IT is a staple of the full Scottish breakfast that has sustained generations who favour it over hash browns or soda bread.
Now, a leading supermarket has allayed fears it has bid tattie bye to the humble tattie scone after a labelling error.
An eagle-eyed Tesco customer in the Falkirk area sparked an unlikely and short-lived campaign yesterday after noticing the company had apparently rebranded the carbohydrate-rich treats from their traditional name.
Margaret Cooper, from Bo’ness, complained to the firm after realising its own-brand version of the foodstuff - usually served as part of a fry up or on a morning roll - had been renamed from “tattie scones” to “potato scones”.
After sharing her displeasure with friends, the correspondence to Tesco increased, urging it to perform a U-turn and reinstate the original name.
But before the crusade could gather pace, the company revealed yesterday that the change had been carried out in error and said any suggestions it was playing fast and loose with the delicacy should be taken with “a pinch of salt.”
I’m no’ even kidding am raging about this - best way to subdue people is by taking away their languageDavid Bitchell
Ms Cooper decided to email Tesco after noticing the new packaging at the bakery in her local store.
She said: “Tattie scones is the name everyone uses for this food item and there’s no reason why the name should be changed. I contacted Tesco to complain and they sent me an email telling me they were looking into it.
“I mentioned it on Facebook and a number of my friends also wrote to the store. I was surprised but pleased to receive a call to say that Tesco had taken on board my complaint and would change the name of the product to ‘tattie scones’ in the next two weeks.”
While Tesco has sold its own- brand tattie scones for several years, it is understood the name change came about inadvertently as part of a review to ensure any allergens in the product were clearly identified. The firm moved to rectify the mistake after Ms Cooper pointed it out to them.
A spokesman said: “There was never any plans to change the name of the tattie scone. The name changed briefly in error due to a labelling upgrade. This has been rectified.
“Like a tattie scone on a well fired roll, any suggestions Scotland’s famous potato delicacy was changing name are best served with a pinch of salt.”
Michael Hance, director of the Scots Language Centre, welcomed the move, pointing out that the traditional Scottish name of the snack – made using boiled potatoes, butter and salt – was still widely used.
“I’m really glad to hear Tesco has responded to customer pressure,” he said. “‘Tattie’ is a perfectly respectable Scots word used by people across the country. I’ve never heard anyone call this product ‘potato scones’.
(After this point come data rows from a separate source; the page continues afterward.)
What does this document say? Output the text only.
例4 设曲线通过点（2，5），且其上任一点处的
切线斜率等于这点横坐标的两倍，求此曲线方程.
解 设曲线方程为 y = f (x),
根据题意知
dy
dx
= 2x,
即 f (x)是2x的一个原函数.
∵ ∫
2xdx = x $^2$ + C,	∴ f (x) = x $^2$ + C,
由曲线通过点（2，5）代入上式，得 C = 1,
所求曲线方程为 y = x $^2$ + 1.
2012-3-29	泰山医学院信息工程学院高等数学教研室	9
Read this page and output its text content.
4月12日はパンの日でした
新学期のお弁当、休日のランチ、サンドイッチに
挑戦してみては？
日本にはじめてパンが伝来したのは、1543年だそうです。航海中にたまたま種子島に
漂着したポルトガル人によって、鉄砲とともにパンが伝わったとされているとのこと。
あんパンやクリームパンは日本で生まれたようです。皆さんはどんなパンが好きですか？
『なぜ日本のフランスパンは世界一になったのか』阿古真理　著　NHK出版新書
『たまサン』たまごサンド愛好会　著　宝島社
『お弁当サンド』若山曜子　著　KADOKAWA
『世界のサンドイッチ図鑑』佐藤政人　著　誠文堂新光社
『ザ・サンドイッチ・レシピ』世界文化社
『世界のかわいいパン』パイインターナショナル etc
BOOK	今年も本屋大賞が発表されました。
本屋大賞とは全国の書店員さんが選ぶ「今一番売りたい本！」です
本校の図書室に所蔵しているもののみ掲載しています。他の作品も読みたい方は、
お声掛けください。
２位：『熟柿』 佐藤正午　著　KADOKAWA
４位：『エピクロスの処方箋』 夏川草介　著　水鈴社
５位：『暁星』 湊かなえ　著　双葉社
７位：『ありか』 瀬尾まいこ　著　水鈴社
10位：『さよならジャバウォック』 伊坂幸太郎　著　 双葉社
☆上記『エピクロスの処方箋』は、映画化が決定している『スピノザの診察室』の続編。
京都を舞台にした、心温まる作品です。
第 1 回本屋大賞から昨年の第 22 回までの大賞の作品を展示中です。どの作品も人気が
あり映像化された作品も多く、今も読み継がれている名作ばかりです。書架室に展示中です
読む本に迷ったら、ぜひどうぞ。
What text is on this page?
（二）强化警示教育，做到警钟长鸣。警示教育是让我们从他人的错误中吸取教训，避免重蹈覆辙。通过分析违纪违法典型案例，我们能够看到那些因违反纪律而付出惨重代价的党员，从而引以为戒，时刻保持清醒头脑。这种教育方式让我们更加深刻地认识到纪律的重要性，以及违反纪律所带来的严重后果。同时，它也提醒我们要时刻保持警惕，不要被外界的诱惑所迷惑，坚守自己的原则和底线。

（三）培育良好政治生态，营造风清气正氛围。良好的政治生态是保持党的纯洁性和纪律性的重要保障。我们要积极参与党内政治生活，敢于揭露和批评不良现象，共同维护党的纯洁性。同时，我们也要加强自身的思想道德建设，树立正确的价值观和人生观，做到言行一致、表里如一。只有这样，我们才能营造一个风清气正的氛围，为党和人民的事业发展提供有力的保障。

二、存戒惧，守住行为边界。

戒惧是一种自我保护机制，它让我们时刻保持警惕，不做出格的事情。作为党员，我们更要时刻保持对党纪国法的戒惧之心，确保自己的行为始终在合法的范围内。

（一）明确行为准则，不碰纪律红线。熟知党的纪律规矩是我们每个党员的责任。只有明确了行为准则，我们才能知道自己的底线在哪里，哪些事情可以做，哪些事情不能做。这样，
“This really is not the time to say tatty bye to the tattie scone and Tesco has done the right thing.”
After the news broke on social media, some users posted sarcastic messages suggesting there were more important issues to address.
Scott Wilson wrote on Twitter: “Not sure if Tesco keeping the name tattie scone over potato scone is a victory for the everyday person or a waste of time.”
Another user, @54Beats44, posted: “Why aren’t Tesco labelling tattie scones in Gaelic? Why? The Vow clearly promised it. 2nd indy now!”
While some Scottish bakers, such as McGhees, refer to their own version of the product as potato scones, others, such as the range by award-winning chef Nick Nairn, favour the Scots term.